AnnoMarket - Text Annotation in the cloud
Last week I attended the Text Analytics Meetup in London where I saw a presentation about the beta launch of AnnoMarket.com. [Disclaimer: Since AnnoMarket.com is currently Beta quality code anything I say might be improved or totally wrong by the time of full commercial release]
AnnoMarket seems to solve one technical problem in the field of Natural Language Processing (NLP): annotating documents. The business problem is “How do I automatically annotate my text so that I can see what is in that text without employing lots of human beings to read it all and tag it up manually”
This is not exactly new. The most famous similar service is OpenCalais from Thomson Reuters which has been going for some years. OpenCalais is about taking unstructured documents and finding structure and meaning within them. To quote the OpenCalais website “The free OpenCalais service and open API is the fastest way to tag the people, places, facts and events in your content.” Its main selling point is that Thomson Reuters knows about lots of people, companies, and so on - as it is an information company.
OpenCalais has been the yardstick for a number of years. However in the fast growing academic world of Text Analytics (aka Natural Language Processing, aka Text Engineering) there has been dissatisfaction with what OpenCalais did.
Several programming libraries are being developed to make NLP easier for programmers. One of the most popular frameworks for this in java is “GATE”. This contains plugins which do various parts of the NLP problem - which you chain together into a pipeline. Systems like GATE were meant to provide developers with a common framework to write NLP code in Java - and a way that they could develop semantic pipelines without worrying too much about writing the Java components. But importantly GATE also provides a consistent way of running that code by people who are not Java developers.
AnnoMarket fundamentally runs GATE on your behalf. You feed it documents and run a number of different tools to break up the text, identify named entities in the text and do pretty much anything that can be done with NLP. You can either give them a bulk set of documents and process them as a batch, or feed it single documents and expect a near immediate response.
So looking at the AnnoMarket proposition again, the technical problem is “how do I get a commercially supported version of GATE to work in the cloud as a SaaS (Software as a Service), so that I don’t have to run it myself, but also track how much resources are used so I know it is cheaper than running it all myself”.
I think of GATE a bit like this: (Largely cribbed from the “2 Minute Guide to GATE”
-Obtain your documents
-Try to figure out whether the terms in that document are in some kind of structure - an ontology
-Try to figure out what how the document ought to be tagged - with the business experts. (This is the Gold Standard)
-Build a semantic pipeline which tries to achieve this.
-Turn this pipeline into a “GATE Application” which can either be embedded in other Java code, or run in GATE Cloud, or if you like Hadoop run through Behemoth.
-Do something smart with the results - such as push them to SolR or Mimir, or an RDF database, or a Graph database, whatever….
Personally I have run GATE applications on a small Hadoop cluster through Behemoth. I am happy that I built myself a scalable system - BUT that required my BigData experience and spare hardware.
When we do this ourselves I call upon my colleague Meg to build a GATE pipeline which does the NLP we want. She investigates what components are available, ties them together with JAPE rules, and sometimes builds more components in Java.
All of this requires significant technical skills which are not always available in big publishing firms. After all if your main business is textual information why would you be an expert in running clusters or writing Java.

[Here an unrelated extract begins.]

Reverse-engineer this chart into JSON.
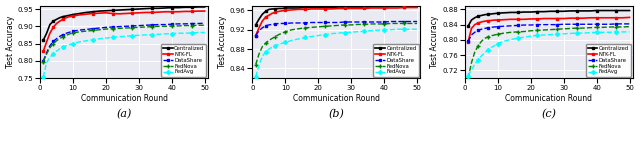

Being essentially a commercial REST service you can access AnnoMarket in a number of different programming languages - and several libraries are provided to make it easier. If you want to learn about what the available pipelines do then you can feed small documents into a web interface and see the tags generated.
However I can’t decide whether this is AnnoMarket’s strength or weakness. It can do pretty much anything GATE can do - but that requires you to be fairly familiar with GATE before you start. Time will tell whether this works. You can of course employ one of a number of GATE engineers (*cough* such as us) or learn about it yourself.
However if you need to build your own plugins then you have to go through an untested path of submitting them to the AnnoMarket system (by talking to them) and having them available to anyone. We shall see how this works in the long term.
So what is my verdict:I am worried about its long term business future. I fear that the problem is one which either you know how to cope with - or you probably don’t need it solved. However for the small NLP company it might be great. We want to supply excellent NLP applications but don’t want the hassle of running our own servers to run them. So it may still work.
There is a lot more to say but lets get this out there and add more to another article later on.